A dark movie with shades and shades of optimism infused every which way the plot takes a turn, uplifting at the end, delivering a very powerful and profound message. A wonderful presentation by Capra giving voice to the anonymous and the average John Does.
1) Movie Trivia:
a. The film was adapted to radio by The Screen Guild Theater and broadcasted on September 28, 1941 with Gary Cooper, Barbara Stanwyck and Edward Arnold reprising their roles.
b. This is the final film of Rod La Rocque who plays the part of Ted Sheldon in the movie.
c. Gary Cooper's character's full name is Long John Willoughby in the film. In his 1938 American western film The Cowboy and the Lady his character's name is Stretch Willoughby.
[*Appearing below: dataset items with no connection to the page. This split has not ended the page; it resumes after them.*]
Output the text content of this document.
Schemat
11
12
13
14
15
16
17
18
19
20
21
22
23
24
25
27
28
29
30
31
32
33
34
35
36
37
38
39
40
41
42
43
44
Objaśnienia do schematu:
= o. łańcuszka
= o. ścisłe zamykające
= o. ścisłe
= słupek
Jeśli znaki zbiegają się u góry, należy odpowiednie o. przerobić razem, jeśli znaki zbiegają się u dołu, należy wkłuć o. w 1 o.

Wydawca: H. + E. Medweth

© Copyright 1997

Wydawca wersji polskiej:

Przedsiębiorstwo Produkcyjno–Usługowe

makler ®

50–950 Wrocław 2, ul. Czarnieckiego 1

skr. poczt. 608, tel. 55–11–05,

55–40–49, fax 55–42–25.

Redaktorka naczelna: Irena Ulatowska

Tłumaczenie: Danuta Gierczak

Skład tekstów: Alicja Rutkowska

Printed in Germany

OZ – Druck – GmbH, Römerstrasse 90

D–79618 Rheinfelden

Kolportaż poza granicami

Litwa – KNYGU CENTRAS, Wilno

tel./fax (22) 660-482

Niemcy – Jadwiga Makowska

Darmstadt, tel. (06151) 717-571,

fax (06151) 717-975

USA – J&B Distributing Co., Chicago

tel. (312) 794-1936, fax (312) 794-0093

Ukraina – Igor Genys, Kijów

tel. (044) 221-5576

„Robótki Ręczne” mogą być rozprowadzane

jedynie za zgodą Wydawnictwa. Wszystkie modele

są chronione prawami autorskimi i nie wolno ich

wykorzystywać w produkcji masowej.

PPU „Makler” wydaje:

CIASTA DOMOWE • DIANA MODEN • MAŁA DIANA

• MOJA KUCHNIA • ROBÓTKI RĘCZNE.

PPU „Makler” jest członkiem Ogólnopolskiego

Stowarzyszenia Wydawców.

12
Interestingly enough in both the films Walter Brennan plays his wise-cracking sidekick. You can see him as The Colonel in the film.
d. Incidentally his last name Willoughby reminded me of episode 30 from season 1 of the American television anthology series Twilight Zone titled A Stop at Willoughby.
e. Two other speeches in the movie smacks reality into everyone's faces, making us sit straight and think of what the powers be are doing to people and world in general. First one at D. B. Norton's office in response to his threat to kill The John Doe Movement by John Doe himself..
And another one at the end of the film, which becomes the closure of the film. This time it's both John Doe and Ann Mitchell's speech along with Doe's supporters.
f. This film is referenced in the 1957 Hindi Indian language drama film Pyaasa.
g. Look for some of the yesteryear greats in the film - J. Farrell MacDonald, a character actor and director, in the role of Sourpuss, chairman of John Doe Club in Millsville; John Regis Toomey as Bert Hansen, head soda jerker.
2) Grammatical / Historical / Location / Character Errors:
a. When they are looking for a John Doe, Connell describes the potential person as 5'5" with light chestnut hair and brown eyes. But when they finalize on Gary Cooper for John Doe the description doesn’t match at all. Cooper is 6' 3" with brown hair and blue eyes. Shouldn’t they be selecting someone to go with the description already given to the police to make the story plausible? Or the scriptwriters should have changed the earlier dialogue to match Gary Cooper?
b. When the dog is picking up the discarded paper ball from the floor to the waste paper basket you can see it is empty in the long shot. But in the immediate closeup shot the basket is full.
c. In the finale scene, the cigarette in John Doe's hands keeps appearing and disappearing between scenes.